In this case, judgment was entered against the Plaintiffs. Granting injunctive relief to them would clearly "enlarge the scope of the judgment pending appeal." See City of Cookeville, Tenn. v. Upper Cumberland Elec. Membership Corp., 484 F.3d 380, 394 (6th Cir. 2007) (district court erred in granting an injunction pending an appeal, where the injunction expanded its previous judgment instead of merely enforcing it). There is no basis to deviate from the general rule described Cochran. This Court does not have jurisdiction to grant the Plaintiffs' motions, and any request for injunctive relief must be addressed to the Court of Appeals.2

III. CONCLUSION

For these reasons, I recommend that Plaintiffs' Motion for Temporary Restraining Order [Doc. #35] and Motion for Preliminary Injunction [Doc. #37] be DENIED.

Any objections to this Report and Recommendation must be filed within 14 days of service of a copy hereof as provided for in 28 U.S.C. §636(b)(1) and E.D. Mich. LR 72.1(d)(2). Failure to file specific objections constitutes a waiver of any further right of appeal. Thomas v. Arn, 474 U.S. 140, 106 S.Ct. 466, 88 L.Ed.2d 435 (1985); Howard v. Secretary of HHS, 932 F.2d 505 (6th Cir. 1991); United States v. Walters, 638 F.2d 947 (6th Cir. 1981). Filing of objections which raise some issues but fail to raise others with specificity will not preserve all the objections a party might have to this Report and Recommendation. Willis v. Sullivan, 931 F.2d 390, 401 (6th Cir. 1991); Smith v. Detroit Fed'n of Teachers Local 231, 829 F.2d 1370, 1373 (6th Cir. 1987). Pursuant to E.D. Mich. LR 72.1(d)(2), a copy of any objections is to be served upon this Magistrate Judge.

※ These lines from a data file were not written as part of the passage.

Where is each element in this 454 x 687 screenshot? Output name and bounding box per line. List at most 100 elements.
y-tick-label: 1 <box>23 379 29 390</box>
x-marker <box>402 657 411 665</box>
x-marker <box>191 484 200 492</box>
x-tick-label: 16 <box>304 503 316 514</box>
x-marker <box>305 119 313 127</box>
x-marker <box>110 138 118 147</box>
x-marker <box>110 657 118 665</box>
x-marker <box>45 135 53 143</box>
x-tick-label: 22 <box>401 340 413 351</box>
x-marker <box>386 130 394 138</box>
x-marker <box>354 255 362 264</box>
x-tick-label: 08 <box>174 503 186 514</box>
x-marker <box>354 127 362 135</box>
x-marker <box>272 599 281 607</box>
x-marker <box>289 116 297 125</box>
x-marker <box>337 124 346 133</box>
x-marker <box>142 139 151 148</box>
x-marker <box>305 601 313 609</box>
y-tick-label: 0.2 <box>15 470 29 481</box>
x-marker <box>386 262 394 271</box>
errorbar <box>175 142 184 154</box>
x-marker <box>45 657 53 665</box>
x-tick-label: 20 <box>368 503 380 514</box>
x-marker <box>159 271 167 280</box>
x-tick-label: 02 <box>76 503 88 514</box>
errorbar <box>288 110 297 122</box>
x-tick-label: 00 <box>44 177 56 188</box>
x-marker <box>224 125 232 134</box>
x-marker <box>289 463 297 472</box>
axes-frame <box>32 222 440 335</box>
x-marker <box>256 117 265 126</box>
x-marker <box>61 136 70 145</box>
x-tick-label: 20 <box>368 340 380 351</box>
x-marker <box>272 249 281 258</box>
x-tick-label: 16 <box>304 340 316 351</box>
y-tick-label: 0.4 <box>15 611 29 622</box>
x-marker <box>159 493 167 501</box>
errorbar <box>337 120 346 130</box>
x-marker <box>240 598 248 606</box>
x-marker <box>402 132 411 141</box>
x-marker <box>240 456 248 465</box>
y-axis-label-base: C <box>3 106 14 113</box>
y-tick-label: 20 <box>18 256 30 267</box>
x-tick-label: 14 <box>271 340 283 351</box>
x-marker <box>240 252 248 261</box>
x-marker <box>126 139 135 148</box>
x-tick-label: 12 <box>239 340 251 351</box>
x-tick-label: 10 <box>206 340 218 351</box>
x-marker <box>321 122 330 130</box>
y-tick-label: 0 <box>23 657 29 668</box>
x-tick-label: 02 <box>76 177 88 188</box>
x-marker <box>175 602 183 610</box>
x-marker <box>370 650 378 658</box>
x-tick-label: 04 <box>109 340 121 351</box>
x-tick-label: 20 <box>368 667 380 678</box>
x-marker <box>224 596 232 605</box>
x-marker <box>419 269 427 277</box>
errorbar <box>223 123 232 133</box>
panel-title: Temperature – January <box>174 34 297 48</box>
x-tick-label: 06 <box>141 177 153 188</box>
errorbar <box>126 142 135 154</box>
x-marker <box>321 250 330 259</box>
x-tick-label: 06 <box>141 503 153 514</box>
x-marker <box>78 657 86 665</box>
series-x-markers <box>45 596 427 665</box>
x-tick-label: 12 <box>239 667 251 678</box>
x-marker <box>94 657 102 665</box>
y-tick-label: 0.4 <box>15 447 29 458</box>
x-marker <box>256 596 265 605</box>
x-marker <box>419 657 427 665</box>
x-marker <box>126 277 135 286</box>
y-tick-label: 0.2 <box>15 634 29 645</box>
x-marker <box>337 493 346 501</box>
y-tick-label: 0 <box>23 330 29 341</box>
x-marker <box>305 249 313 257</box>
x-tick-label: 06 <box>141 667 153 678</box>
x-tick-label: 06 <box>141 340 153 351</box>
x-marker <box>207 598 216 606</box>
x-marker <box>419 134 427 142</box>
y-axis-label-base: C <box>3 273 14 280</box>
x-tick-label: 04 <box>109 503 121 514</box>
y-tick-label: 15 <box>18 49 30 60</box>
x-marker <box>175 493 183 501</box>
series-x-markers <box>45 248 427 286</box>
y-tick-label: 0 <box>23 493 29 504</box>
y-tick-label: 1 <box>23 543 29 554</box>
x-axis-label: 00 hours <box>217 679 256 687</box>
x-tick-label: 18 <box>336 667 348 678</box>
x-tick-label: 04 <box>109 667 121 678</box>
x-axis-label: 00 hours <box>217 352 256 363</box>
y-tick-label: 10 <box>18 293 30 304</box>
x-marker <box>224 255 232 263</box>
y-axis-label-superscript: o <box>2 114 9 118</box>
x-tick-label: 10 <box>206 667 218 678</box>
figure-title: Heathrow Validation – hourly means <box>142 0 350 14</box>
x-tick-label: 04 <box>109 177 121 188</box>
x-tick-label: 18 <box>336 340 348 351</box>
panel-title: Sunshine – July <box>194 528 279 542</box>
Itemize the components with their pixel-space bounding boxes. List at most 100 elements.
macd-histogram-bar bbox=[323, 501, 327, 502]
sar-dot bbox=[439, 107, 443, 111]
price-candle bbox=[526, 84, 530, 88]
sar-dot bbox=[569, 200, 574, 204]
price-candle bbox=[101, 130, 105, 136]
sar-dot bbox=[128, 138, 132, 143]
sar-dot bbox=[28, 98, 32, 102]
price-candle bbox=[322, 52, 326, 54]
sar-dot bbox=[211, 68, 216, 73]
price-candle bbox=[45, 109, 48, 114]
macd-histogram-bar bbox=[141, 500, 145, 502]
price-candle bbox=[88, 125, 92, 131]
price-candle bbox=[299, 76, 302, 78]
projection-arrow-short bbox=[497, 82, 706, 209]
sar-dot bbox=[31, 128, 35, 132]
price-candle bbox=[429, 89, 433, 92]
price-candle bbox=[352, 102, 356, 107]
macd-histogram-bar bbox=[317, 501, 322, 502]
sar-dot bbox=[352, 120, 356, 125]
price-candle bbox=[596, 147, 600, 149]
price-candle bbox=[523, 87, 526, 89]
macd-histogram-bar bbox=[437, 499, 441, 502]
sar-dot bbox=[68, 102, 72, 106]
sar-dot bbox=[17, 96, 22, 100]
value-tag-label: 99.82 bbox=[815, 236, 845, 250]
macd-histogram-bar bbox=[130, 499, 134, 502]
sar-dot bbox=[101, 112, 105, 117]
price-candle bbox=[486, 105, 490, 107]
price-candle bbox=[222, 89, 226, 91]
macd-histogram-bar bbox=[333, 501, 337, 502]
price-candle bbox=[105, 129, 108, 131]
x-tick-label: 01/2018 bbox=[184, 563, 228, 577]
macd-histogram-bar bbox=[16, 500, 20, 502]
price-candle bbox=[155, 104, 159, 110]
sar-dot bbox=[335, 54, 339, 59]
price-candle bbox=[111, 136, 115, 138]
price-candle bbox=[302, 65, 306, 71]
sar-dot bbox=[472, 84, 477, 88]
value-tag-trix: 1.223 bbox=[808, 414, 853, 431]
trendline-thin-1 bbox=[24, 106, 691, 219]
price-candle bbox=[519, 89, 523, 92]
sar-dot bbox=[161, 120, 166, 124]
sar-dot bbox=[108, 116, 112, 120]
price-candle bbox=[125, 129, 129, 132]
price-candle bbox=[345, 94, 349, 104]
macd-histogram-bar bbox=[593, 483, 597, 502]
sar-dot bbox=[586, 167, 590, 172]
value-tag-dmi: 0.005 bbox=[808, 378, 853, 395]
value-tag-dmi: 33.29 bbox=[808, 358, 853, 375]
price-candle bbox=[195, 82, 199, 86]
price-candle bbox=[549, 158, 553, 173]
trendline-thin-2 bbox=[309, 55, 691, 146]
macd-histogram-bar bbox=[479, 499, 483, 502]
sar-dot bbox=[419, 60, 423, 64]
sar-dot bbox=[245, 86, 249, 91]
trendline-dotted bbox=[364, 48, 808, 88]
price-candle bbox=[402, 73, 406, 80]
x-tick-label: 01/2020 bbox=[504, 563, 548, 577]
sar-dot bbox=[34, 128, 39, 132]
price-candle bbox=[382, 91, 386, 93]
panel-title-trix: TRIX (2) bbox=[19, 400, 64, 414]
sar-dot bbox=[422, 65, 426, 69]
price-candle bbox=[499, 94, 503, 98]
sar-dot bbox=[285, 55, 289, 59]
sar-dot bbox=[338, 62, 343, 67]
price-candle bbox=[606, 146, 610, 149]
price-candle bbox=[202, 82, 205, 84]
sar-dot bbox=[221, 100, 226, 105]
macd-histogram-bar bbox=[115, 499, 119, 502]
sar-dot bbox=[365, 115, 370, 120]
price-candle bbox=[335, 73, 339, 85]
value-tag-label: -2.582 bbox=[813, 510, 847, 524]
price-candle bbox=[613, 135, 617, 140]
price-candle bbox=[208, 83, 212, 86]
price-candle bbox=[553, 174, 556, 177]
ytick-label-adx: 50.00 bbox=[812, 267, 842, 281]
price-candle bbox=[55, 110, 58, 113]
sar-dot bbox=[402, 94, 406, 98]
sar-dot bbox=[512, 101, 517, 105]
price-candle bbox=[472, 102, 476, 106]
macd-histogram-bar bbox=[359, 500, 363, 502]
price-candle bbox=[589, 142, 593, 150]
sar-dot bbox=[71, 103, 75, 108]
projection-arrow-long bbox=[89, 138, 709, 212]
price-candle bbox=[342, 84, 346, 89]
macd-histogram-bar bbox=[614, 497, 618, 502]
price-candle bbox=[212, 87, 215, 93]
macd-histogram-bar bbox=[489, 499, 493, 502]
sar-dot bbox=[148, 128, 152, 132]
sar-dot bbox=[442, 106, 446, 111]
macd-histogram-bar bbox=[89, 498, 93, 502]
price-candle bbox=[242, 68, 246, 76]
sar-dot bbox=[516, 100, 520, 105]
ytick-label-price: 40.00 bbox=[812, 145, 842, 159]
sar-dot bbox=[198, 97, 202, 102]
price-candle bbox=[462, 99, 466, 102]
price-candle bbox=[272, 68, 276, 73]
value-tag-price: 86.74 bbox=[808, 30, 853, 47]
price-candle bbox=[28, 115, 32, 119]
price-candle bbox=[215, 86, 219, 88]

Within 14 days of service of any objecting party's timely filed objections, the opposing party may file a response. The response shall be not more than twenty (20) pages in length unless by motion and order such page limit is extended by the court. The response shall address specifically, and in the same order raised, each issue contained within the objections.

FootNotes


1. This R&R contains a detailed discussion of the underlying facts and claims.
2. These motions would fail even if they were considered on the merits. In determining whether to grant a preliminary injunction or temporary restraining order, a court must examine and weigh four factors: (1) whether the moving party has shown a strong likelihood of success on the merits; (2) whether the moving party will suffer irreparable harm if the injunction is not issued; (3) whether the issuance of the injunction would cause substantial harm to others; and (4) whether the public interest would be served by issuing the injunction. Overstreet v. Lexington-Fayette Urban County Government, 305 F.3d 566, 573 (6th Cir. 2002). Moreover, "a finding that there is simply no likelihood of success on the merits is usually fatal." Gonzales v. National Bd. of Med. Exam'rs, 225 F.3d 620, 625 (6th Cir. 2000). In this Court, the Plaintiffs have already failed on the merits. Indeed, for the reasons discussed in my December 27, 2011 R&R, their claims are fanciful, at best. If they disagree, however, their remedy lies in the Court of Appeals, not in the Court that has entered judgment against them.